Before you use a software development kit (SDK) for data shipping, review the notes, interfaces, and other information about the data lake delivery feature. After you create a delivery task, Tablestore automatically delivers data from the data table to an Object Storage Service (OSS) bucket for storage.
Usage notes
Data delivery is available in the China (Hangzhou), China (Shanghai), China (Beijing), China (Shenzhen), and China (Zhangjiakou) regions.
The delete operation on Tablestore data is ignored when the data is delivered. Tablestore data delivered to OSS is not deleted when you perform a delete operation on the data.
It takes at most one minute for initialization when you create a delivery task.
Latencies are within 3 minutes when data is written at a steady rate. The P99 latency is within 10 minutes when data is synchronized.
NoteThe P99 latency indicates the average latency of the slowest 1% of requests over the previous 10 seconds.
Prerequisites
You have completed the following operations in Object Storage Service:
Activate Object Storage Service (OSS) and create a bucket in the same region as your Tablestore instance. For more information, see Activate OSS.
NoteData lake delivery supports shipping data to any OSS bucket in the same region as the Tablestore instance. To deliver data to other data warehouses, such as MaxCompute, submit a ticket.
The following operations in the Tablestore service are complete:
Obtain the instance endpoint from the instance details page. For more information, see Endpoints.

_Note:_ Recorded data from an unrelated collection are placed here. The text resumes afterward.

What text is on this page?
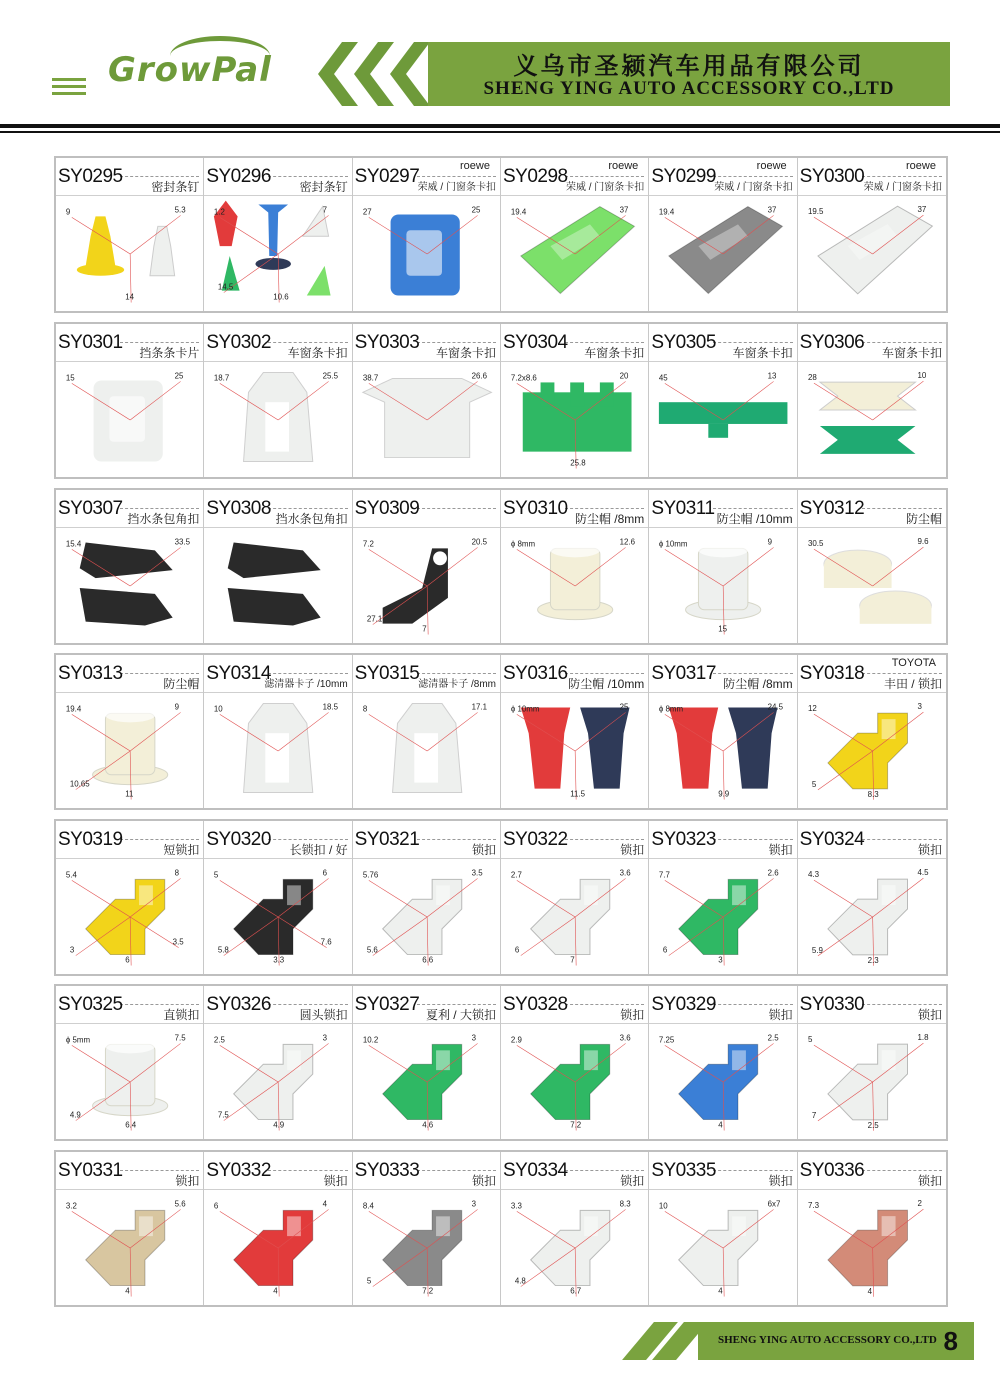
GrowPal	义乌市圣颍汽车用品有限公司
SHENG YING AUTO ACCESSORY CO.,LTD
SY0295 密封条钉
9	5.3
14
SY0296 密封条钉
1.2	7
10.6
14.5
SY0297	roewe
荣威 / 门窗条卡扣
27	25
SY0298	roewe
荣威 / 门窗条卡扣
19.4	37
SY0299	roewe
荣威 / 门窗条卡扣
19.4	37
SY0300	roewe
荣威 / 门窗条卡扣
19.5	37
SY0301 挡条条卡片
15	25
SY0302 车窗条卡扣
18.7	25.5
SY0303 车窗条卡扣
38.7	26.6
SY0304 车窗条卡扣
7.2x8.6	20
25.8
SY0305 车窗条卡扣
45	13
SY0306 车窗条卡扣
28	10
SY0307 挡水条包角扣
15.4	33.5
SY0308 挡水条包角扣 SY0309
7.2	20.5
7
27.1
SY0310 防尘帽 /8mm
ϕ 8mm	12.6
SY0311 防尘帽 /10mm
ϕ 10mm	9
15
SY0312	防尘帽
30.5	9.6
SY0313	防尘帽
19.4	9
11
10.65
SY0314
滤清器卡子 /10mm
10	18.5
SY0315
滤清器卡子 /8mm
8	17.1
SY0316 防尘帽 /10mm
ϕ 10mm	25
11.5
SY0317 防尘帽 /8mm
ϕ 8mm	24.5
9.9
SY0318 TOYOTA
丰田 / 锁扣
12	3
8.3
5
SY0319	短锁扣
5.4	8
6
3
3.5
SY0320 长锁扣 / 好
5	6
3.3
5.8
7.6
SY0321	锁扣
5.76	3.5
6.6
5.6
SY0322	锁扣
2.7	3.6
7
6
SY0323	锁扣
7.7	2.6
3
6
SY0324	锁扣
4.3	4.5
2.3
5.9
SY0325	直锁扣
ϕ 5mm	7.5
6.4
4.9
SY0326 圆头锁扣
2.5	3
4.9
7.5
SY0327 夏利 / 大锁扣
10.2	3
4.6
SY0328	锁扣
2.9	3.6
7.2
SY0329	锁扣
7.25	2.5
4
SY0330	锁扣
5	1.8
2.5
7
SY0331	锁扣
3.2	5.6
4
SY0332	锁扣
6	4
4
SY0333	锁扣
8.4	3
7.2
5
SY0334	锁扣
3.3	8.3
6.7
4.8
SY0335	锁扣
10	6x7
4
SY0336	锁扣
7.3	2
4
SHENG YING AUTO ACCESSORY CO.,LTD 8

A Tablestore data table has been created. For more information, see Create a data table.
Perform the following operations in the Resource Access Management (RAM) service:
Create a Resource Access Management (RAM) user and grant the AliyunOTSFullAccess permission to the RAM user to manage Tablestore. For more information, see Create a RAM user and Manage the permissions of a RAM user.
WarningIf the AccessKey of your Alibaba Cloud account is leaked, all your cloud resources are at risk. We recommend that you use the AccessKey of a RAM user for operations to reduce security risks.
Create an AccessKey for the RAM user. For more information, see Create an AccessKey.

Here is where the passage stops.